La palabra clorofila reconoce su origen etimológico en los vocablos griegos “chloros” cuyo significado en verde ,y “phyllon” que alude a hoja, y designa el pigmento que colorea a las hojas de verde, que se halla ubicado dentro de los cloroplastos.

En cada célula vegetal podemos hallar entre veinte y cien cloroplastos, observables microscópicamente, integrados por discos apilados que reciben el nombre de tilacoides, protegidos por dos membranas, que guardan en su interior la clorofila. Ésta está dispuesta en películas entre los estratos de proteína y de lecitina. Su estructura molecular consta de dos partes; una cadena larga que recibe el nombre de fitol y un anillo de porfirina.

La clorofila alfa es de color azul en su estado sólido, mientras la beta, con un carbono oxidado más, es de color verde oscura, resultando soluble en alcohol metílico.
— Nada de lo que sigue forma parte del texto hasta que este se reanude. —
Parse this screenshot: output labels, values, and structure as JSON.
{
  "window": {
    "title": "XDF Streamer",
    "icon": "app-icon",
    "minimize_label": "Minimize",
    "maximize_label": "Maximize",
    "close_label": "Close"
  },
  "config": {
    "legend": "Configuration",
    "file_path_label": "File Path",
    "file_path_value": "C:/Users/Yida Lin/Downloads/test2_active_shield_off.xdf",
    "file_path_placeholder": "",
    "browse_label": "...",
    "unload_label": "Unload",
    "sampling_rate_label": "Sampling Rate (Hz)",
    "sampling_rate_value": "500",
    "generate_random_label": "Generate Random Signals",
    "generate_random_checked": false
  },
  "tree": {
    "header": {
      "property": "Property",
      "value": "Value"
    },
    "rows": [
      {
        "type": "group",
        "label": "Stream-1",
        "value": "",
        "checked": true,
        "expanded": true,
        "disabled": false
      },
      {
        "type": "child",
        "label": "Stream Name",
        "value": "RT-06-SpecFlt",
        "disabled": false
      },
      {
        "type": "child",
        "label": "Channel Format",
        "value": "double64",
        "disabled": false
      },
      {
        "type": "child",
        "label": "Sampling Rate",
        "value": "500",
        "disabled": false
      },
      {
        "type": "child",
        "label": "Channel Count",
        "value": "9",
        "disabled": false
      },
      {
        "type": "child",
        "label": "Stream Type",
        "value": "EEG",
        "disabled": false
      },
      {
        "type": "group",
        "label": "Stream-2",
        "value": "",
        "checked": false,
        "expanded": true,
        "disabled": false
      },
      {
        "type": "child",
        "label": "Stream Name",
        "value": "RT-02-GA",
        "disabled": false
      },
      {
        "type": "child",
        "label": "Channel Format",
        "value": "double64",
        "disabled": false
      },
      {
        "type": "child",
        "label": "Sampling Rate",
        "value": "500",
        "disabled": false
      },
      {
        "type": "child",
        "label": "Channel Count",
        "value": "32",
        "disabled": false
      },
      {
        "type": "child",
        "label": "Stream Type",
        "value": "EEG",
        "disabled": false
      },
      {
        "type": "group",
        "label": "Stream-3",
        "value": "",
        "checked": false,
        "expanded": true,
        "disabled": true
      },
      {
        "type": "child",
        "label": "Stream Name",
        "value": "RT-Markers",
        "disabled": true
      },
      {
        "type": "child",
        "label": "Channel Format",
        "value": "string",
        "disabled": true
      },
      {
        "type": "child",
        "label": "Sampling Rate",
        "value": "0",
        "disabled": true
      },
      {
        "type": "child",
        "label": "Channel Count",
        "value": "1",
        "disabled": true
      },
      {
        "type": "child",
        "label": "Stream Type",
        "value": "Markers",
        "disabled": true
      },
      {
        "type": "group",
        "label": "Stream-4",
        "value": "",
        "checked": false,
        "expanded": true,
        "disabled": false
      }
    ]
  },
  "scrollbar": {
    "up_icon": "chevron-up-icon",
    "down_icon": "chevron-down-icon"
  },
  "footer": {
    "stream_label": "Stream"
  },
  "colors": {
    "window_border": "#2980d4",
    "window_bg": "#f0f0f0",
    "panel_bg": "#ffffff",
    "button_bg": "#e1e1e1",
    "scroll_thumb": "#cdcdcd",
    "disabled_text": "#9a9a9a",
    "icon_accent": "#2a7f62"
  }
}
La clorofila es una biomolécula que cumple una destacada función en el proceso de fotosíntesis, en su primera etapa, ya que absorbe la luz del Sol, y con ello obtiene energía, que le permite transformar en alimento, el agua, que se descompone en hidrógeno y oxígeno; y convierte el gas carbónico, que toma del aire o el que estaba disuelto en el agua, en carbono orgánico.

La clorofila o pigmento verde, fundamental en las plantas pues sin ella no podrían alimentarse al ser organismos autótrofos, sale al exterior al aplastar la hoja, proceso que origina que la célula se rompa, lo mismo que los cloroplastos y los tilacoides. Disuelta en alcohol se obtiene solución alcohólica de clorofila. Su uso industrial es como desodorante y colorante de sustancias orgánicas.